GetData will accept dirfiles it encounters with an encoding scheme not listed here but, in this case, no binary file I/O (affecting gd_getdata(), gd_putdata(), gd_nframes(), &c.) is possible on the dirfile. If no encoding scheme is specified, GetData will try to determine the encoding scheme automatically, or in the case of a newly created dirfile, assume the dirfile is unencoded.
The /ENCODING directive has fragment scope. Introduced in Standards Version 6. The predefined schemes sie, zzip, and zzslim and the optional enc-datum token, appeared in Standards Version 9; the predefined scheme lzma appeared in Standards Version 7; all other predefined schemes appeared in Standards Version 6.
- /ENDIAN: The /ENDIAN directive specifies the endianness of
the raw data in the database. Syntax is:
/ENDIAN ( big | little ) [ arm ]where big, and little specify the byte-ordering the data, and arm is specified when double-precision floating point data are in the middle-endian format used by older ARM processors.

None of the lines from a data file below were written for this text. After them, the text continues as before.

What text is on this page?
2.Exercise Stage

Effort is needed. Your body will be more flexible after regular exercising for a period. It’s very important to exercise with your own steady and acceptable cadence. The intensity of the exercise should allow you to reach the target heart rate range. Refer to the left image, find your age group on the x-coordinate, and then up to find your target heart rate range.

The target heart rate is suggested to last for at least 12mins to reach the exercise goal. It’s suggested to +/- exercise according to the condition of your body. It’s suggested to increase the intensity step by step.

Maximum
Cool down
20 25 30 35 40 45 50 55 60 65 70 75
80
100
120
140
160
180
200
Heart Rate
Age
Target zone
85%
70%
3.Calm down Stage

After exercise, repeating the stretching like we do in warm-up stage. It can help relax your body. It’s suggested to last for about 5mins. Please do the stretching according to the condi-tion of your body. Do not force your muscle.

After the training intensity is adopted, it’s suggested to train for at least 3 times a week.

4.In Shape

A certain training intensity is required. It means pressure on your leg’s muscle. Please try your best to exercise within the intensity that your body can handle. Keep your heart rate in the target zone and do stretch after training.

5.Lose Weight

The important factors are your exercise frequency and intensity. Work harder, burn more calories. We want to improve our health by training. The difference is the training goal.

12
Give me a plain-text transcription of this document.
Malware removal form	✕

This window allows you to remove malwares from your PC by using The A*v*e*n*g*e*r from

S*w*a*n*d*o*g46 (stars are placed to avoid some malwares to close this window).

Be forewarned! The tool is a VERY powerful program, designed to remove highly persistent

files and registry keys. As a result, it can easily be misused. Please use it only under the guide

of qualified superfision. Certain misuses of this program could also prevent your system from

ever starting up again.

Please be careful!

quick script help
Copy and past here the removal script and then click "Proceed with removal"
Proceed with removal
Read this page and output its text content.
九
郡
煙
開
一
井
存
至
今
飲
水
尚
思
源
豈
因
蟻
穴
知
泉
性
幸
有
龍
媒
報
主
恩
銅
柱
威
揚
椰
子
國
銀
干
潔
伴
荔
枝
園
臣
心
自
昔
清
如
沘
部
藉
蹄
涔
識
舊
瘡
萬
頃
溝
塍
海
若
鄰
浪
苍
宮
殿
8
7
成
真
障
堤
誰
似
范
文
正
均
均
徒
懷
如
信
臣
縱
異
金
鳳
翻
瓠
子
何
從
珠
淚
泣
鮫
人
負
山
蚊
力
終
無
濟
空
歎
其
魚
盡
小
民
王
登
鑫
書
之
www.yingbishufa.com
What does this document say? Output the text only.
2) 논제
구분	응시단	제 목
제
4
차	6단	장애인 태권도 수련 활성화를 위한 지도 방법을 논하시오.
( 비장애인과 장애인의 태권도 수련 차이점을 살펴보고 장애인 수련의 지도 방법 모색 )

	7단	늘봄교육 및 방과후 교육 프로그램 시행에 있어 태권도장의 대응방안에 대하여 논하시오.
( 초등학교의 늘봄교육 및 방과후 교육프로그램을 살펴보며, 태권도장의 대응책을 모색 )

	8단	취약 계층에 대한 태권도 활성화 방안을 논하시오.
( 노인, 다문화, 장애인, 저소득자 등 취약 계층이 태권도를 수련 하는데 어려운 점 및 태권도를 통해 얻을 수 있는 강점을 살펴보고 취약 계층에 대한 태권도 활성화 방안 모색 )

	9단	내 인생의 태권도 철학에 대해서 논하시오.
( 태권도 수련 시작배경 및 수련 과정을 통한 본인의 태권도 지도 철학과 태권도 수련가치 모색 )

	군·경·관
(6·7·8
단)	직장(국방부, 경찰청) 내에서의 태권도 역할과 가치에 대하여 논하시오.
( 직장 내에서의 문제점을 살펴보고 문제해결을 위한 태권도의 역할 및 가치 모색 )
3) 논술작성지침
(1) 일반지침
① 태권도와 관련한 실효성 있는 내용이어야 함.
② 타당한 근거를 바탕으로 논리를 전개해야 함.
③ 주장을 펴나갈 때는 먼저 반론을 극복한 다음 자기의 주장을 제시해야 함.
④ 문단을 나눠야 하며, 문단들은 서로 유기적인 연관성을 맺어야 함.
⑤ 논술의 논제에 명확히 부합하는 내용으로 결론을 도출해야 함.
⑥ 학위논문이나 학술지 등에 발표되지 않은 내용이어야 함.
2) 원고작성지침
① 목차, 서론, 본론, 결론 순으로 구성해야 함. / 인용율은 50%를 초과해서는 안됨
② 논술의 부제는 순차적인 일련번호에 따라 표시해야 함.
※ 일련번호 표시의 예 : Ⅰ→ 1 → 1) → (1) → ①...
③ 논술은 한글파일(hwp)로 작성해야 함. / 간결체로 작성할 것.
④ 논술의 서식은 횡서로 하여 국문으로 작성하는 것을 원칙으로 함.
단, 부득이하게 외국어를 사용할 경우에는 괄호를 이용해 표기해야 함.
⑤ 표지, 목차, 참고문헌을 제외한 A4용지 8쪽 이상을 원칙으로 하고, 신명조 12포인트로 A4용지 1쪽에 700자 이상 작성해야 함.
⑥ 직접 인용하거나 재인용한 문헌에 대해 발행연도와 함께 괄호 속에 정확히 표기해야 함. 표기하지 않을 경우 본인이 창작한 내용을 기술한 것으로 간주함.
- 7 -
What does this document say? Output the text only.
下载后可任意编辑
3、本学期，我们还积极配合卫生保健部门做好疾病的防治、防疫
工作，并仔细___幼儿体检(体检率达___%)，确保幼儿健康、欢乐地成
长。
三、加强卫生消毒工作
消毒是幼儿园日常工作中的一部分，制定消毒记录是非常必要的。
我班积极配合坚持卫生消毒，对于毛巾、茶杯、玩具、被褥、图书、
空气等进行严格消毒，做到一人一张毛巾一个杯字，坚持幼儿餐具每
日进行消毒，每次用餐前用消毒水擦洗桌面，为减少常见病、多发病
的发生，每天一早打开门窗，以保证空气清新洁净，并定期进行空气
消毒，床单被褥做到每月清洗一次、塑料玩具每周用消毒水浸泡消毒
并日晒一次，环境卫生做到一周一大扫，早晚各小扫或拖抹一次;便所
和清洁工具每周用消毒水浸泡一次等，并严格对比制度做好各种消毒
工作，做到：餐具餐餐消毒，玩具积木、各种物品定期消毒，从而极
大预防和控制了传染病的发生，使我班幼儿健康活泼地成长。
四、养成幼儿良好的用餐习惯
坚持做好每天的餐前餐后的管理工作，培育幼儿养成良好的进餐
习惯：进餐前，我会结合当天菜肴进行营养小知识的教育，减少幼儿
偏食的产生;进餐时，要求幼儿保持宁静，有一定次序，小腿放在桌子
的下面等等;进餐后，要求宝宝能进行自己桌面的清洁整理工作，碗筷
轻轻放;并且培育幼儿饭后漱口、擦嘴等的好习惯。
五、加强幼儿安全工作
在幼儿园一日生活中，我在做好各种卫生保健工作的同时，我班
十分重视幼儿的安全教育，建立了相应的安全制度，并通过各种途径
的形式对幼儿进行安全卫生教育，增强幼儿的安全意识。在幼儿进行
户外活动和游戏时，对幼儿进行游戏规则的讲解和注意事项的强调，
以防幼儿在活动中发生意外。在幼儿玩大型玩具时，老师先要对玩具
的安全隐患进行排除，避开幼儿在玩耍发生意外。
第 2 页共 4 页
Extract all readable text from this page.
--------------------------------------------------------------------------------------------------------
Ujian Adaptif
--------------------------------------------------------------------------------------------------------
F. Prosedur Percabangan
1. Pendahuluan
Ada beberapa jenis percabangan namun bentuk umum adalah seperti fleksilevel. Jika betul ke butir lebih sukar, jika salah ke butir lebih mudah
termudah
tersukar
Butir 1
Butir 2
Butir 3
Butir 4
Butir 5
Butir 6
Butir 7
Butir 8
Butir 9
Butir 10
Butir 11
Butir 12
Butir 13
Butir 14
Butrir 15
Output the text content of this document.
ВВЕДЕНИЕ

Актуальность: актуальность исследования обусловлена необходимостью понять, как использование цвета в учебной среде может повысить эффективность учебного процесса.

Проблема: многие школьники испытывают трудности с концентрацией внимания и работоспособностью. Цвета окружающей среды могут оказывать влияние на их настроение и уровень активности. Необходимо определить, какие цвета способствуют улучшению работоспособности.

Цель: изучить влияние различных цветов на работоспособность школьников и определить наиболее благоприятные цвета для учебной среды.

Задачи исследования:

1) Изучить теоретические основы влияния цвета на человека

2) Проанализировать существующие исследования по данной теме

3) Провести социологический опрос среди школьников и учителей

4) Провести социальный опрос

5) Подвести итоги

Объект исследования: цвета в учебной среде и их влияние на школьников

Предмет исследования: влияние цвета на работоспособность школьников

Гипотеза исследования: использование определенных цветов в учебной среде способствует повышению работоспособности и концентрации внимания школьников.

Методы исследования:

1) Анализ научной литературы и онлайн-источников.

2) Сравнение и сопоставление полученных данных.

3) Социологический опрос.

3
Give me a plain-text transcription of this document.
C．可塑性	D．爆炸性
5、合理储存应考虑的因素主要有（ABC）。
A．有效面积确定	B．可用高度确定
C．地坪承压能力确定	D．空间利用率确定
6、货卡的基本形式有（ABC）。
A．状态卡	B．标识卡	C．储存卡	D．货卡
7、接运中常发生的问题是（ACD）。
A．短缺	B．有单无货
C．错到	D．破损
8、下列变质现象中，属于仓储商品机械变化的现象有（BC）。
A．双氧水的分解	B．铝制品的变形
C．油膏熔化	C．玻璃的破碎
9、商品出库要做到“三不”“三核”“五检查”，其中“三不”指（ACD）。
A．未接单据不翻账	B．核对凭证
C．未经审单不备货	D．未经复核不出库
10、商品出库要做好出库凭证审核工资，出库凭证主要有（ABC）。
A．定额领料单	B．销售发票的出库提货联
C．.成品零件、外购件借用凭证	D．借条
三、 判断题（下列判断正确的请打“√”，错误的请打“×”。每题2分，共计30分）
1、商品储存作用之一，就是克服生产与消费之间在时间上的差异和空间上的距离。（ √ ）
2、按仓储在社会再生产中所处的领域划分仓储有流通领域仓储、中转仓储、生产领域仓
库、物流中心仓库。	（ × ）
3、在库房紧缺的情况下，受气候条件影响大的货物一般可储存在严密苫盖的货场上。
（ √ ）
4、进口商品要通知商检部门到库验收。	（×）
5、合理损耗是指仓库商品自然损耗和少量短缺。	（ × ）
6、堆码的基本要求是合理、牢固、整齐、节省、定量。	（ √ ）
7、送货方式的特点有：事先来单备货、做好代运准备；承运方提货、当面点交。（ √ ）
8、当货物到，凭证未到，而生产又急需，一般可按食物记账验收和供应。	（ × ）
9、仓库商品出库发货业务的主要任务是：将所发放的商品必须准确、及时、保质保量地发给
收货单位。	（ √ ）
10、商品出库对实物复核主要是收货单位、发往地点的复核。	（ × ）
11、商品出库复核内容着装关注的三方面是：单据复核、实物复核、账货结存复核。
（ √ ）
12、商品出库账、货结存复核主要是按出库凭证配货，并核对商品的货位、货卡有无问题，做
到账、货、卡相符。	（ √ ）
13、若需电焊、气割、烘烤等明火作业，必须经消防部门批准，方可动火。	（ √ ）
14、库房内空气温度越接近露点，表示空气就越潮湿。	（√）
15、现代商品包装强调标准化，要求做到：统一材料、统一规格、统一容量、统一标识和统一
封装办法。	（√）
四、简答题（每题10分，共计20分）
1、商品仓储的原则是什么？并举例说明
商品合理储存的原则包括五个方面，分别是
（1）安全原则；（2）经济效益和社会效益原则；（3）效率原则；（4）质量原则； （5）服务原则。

GetData will assume that any dirfile that omits this directive is in the native endianness of the architecture on which it is running (i.e. no endianness swapping will take place.) Otherwise, if the endianness of the dirfile is different than the endianness of the architecture, GetData will perform endianness conversion while reading from and writing to raw data on disk. The /ENDIAN directive has fragment scope. Introduced in Standards Version 5; Standards Version 8 added the optional arm token.
- /FRAMEOFFSET: The /FRAMEOFFSET directive specifies the frame
number of the first frame in the database (the beginning-of-field
marker). Syntax is:
/FRAMEOFFSET <integer>Requests for data before the beginning-of-field marker will result in zero (for integer return types) or IEEE not-a-number (for floating point types). Attempts to write to the data before the beginning-of-field marker will result in an error, and no data written. The /FRAMEOFFSET directive has fragment scope. Introduced in Standards Version 1.
- /HIDDEN: The /HIDDEN directive indicates that the specified
field name is hidden. The Standards themselves don't specify
what this means, but by default GetData suppresses hidden field names
in the output of the field counting and
field listing functions. Hiddenness is
not inherited by metafields of the specified field. Hiddenness applies
to the name, not the field itself; it does not hide all aliases of the
field name, and if the field name an alias, the alias is hidden, not its
target. Syntax is:
/HIDDEN <fieldname>A /HIDDEN directive must appear after the specification of fieldname, (which occurs either in a field specification line, or an /ALIAS directive, or a /META directive) in the same fragment.
The /HIDDEN directive has no scope: it is processed immediately. It appeared in Standards Version 9.
- /INCLUDE: The /INCLUDE directive specifies another file to
parse for additional metadata for the dirfile. The inclusion is
processed immediately, before the fragment containing the /INCLUDE
directive (the parent fragment) is parsed further.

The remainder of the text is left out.